= Entity Bean =

An "Entity Bean" is a type of Enterprise JavaBean, a server-side Java EE component, that represents persistent data maintained in a database. An entity bean can manage its own persistence (Bean managed persistence) or can delegate this function to its EJB Container (Container managed persistence). An entity bean is identified by a primary key. If the container in which an entity bean is hosted crashes, the entity bean, its primary key, and any remote references survive the crash.

In EJB 3.0, entity beans were superseded by the Java Persistence API (which was subsequently completely separated to its own spec as of EJB 3.1). Entity Beans have been marked as a candidate for pruning as of Java EE 6 and are therefore considered a deprecated technology.

Entity Beans before EJB 2.0 should not be used in great numbers because each entity bean was in fact a RMI stub with its own RMI connection to the EJB server. Obtaining 1000 entity beans as a single operation would result in 1000 simultaneous internet connections to the RMI back-end . Since TCP/IP only supports 65536 ports you are essentially limited to using 65536 entity beans at a time.

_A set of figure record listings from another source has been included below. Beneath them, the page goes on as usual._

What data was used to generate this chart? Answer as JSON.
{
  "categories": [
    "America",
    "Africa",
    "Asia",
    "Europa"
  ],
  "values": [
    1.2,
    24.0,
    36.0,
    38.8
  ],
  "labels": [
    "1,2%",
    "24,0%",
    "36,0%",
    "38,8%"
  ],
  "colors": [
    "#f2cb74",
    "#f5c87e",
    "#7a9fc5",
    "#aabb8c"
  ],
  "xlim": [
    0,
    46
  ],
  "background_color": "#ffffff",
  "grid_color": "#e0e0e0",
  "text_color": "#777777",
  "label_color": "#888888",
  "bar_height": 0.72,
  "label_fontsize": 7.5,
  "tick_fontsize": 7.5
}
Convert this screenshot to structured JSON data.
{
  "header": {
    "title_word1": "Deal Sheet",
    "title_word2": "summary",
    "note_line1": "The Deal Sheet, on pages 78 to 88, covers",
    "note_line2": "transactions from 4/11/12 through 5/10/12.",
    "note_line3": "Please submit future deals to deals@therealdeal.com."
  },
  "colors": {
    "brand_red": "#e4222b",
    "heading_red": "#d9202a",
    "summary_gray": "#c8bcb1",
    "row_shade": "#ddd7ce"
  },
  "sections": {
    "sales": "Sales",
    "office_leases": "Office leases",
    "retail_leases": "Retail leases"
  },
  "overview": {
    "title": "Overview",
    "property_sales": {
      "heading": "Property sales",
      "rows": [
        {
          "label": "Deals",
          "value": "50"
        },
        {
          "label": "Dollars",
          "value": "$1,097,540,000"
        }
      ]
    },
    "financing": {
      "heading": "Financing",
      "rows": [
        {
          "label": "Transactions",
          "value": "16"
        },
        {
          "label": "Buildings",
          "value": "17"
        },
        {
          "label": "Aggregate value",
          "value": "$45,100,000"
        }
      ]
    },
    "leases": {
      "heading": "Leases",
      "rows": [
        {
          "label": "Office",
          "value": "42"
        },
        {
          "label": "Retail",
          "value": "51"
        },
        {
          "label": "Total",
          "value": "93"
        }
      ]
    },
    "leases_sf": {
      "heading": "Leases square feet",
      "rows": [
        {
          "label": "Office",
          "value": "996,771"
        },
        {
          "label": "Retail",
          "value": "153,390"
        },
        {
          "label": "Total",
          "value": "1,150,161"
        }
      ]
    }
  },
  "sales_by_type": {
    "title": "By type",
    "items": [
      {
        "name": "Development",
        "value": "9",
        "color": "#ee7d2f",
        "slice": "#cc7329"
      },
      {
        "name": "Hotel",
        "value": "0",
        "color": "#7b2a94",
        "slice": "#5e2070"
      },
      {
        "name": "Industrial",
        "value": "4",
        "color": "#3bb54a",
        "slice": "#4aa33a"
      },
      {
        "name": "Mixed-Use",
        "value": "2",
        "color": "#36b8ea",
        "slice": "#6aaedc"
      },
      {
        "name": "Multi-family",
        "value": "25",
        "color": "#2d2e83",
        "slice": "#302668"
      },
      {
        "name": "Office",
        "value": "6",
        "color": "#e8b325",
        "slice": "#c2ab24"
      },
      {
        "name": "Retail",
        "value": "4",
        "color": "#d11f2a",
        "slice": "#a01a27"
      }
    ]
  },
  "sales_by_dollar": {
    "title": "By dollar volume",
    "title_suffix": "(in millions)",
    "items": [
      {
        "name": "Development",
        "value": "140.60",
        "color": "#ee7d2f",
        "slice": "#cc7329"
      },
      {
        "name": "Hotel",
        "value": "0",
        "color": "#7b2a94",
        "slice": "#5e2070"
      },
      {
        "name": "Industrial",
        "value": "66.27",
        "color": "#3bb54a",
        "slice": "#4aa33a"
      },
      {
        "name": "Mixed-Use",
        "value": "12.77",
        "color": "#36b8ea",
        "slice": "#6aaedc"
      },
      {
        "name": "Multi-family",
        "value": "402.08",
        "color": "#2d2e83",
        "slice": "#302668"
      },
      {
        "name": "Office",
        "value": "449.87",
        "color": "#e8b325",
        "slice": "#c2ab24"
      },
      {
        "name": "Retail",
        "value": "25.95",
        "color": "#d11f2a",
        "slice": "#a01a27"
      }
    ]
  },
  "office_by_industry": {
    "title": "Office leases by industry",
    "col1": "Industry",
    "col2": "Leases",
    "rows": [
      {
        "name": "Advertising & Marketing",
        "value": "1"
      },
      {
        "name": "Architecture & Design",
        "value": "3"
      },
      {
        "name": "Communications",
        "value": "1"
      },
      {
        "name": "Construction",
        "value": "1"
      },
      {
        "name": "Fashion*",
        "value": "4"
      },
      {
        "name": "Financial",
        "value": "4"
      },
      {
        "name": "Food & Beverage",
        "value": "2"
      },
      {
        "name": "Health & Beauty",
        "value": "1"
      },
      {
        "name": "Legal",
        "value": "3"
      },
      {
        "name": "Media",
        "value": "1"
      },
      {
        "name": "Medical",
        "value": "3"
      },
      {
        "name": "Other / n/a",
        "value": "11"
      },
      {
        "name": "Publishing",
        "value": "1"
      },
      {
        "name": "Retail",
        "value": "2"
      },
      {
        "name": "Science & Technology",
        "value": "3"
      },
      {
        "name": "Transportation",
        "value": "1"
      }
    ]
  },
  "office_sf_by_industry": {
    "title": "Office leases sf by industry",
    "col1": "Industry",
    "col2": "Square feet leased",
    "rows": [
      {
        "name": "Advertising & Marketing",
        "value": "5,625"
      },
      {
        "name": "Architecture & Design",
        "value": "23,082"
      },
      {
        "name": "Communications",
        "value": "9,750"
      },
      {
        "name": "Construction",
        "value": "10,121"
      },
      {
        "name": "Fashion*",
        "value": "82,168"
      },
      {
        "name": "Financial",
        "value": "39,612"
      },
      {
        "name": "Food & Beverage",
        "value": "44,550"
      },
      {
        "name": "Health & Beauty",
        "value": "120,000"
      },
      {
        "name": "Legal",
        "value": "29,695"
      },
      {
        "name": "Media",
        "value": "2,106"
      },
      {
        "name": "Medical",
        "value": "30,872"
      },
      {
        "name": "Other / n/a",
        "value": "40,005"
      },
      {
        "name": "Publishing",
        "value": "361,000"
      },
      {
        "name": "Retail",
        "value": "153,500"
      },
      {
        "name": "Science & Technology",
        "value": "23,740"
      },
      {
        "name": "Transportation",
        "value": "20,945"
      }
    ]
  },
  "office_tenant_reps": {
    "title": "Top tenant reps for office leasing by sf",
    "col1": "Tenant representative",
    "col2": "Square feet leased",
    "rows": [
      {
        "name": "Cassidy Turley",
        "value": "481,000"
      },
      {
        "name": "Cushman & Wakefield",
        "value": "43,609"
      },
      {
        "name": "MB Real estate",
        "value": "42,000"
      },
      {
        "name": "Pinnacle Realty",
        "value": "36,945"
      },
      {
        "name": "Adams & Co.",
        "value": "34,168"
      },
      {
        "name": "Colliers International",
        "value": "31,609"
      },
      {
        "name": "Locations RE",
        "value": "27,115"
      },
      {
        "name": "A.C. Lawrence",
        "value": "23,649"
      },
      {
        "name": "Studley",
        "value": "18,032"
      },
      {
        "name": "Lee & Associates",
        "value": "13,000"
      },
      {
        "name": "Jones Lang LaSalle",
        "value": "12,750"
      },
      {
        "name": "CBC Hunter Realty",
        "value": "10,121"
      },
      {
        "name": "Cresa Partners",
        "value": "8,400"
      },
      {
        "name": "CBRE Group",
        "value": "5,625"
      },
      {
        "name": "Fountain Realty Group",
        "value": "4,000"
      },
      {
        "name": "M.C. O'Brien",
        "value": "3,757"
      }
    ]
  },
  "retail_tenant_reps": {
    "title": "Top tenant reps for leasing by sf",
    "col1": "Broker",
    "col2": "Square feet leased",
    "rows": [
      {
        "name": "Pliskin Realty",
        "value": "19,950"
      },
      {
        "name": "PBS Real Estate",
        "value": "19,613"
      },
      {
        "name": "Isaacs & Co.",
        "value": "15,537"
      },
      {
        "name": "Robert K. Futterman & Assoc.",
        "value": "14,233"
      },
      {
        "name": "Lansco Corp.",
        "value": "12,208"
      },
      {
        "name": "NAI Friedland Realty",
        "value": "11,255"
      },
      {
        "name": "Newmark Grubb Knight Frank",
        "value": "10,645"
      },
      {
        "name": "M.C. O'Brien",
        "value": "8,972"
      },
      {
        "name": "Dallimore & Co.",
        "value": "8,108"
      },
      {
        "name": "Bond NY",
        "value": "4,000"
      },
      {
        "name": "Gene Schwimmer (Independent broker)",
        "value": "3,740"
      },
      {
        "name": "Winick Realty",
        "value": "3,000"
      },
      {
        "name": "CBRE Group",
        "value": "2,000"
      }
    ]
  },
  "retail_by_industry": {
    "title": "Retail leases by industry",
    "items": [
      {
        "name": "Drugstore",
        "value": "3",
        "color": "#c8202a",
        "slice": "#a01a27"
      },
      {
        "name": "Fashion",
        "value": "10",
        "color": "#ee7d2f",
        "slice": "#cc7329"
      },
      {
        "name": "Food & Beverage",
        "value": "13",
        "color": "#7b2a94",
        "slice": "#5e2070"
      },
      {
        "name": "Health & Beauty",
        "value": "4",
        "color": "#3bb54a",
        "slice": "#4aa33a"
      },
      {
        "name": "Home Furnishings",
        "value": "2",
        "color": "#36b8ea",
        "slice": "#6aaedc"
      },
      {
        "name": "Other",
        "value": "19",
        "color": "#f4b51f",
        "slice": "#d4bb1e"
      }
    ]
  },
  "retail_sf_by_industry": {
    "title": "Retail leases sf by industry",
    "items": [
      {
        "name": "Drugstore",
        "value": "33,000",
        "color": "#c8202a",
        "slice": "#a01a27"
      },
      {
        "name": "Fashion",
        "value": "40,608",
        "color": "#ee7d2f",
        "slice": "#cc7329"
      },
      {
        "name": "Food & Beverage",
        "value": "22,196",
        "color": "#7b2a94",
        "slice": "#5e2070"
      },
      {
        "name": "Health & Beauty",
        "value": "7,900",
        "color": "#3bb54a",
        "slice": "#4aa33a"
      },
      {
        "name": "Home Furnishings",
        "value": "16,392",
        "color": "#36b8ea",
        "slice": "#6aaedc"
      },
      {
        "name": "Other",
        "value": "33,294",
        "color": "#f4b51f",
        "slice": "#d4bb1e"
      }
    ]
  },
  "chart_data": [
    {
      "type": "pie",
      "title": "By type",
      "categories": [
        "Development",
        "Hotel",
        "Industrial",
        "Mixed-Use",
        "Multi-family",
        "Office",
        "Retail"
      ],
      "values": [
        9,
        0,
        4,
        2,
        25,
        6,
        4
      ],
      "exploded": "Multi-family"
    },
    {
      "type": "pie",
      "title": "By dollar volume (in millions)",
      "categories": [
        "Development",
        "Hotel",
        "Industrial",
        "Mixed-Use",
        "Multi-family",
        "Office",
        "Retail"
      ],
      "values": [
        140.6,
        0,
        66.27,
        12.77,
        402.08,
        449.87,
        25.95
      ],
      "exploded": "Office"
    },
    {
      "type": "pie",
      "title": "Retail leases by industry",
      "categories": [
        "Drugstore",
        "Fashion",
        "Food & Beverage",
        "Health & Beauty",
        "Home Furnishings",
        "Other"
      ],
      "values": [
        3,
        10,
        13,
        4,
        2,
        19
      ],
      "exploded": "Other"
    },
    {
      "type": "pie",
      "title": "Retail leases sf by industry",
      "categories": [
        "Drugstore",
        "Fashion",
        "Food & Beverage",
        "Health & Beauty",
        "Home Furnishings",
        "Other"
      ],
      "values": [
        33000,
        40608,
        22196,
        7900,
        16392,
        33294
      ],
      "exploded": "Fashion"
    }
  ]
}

For example, if a client application wanted to monitor the state of 1024 database entries it would take 1024 entity bean references and thus 1024 RMI connections to the EJB server, the EJB server would in turn need to support all 1024 connections from each client application, and would be limited to serving at most 64 client applications at which point all further internet connections would be ignored. These limitations are impossible to overcome when using entity beans over RMI.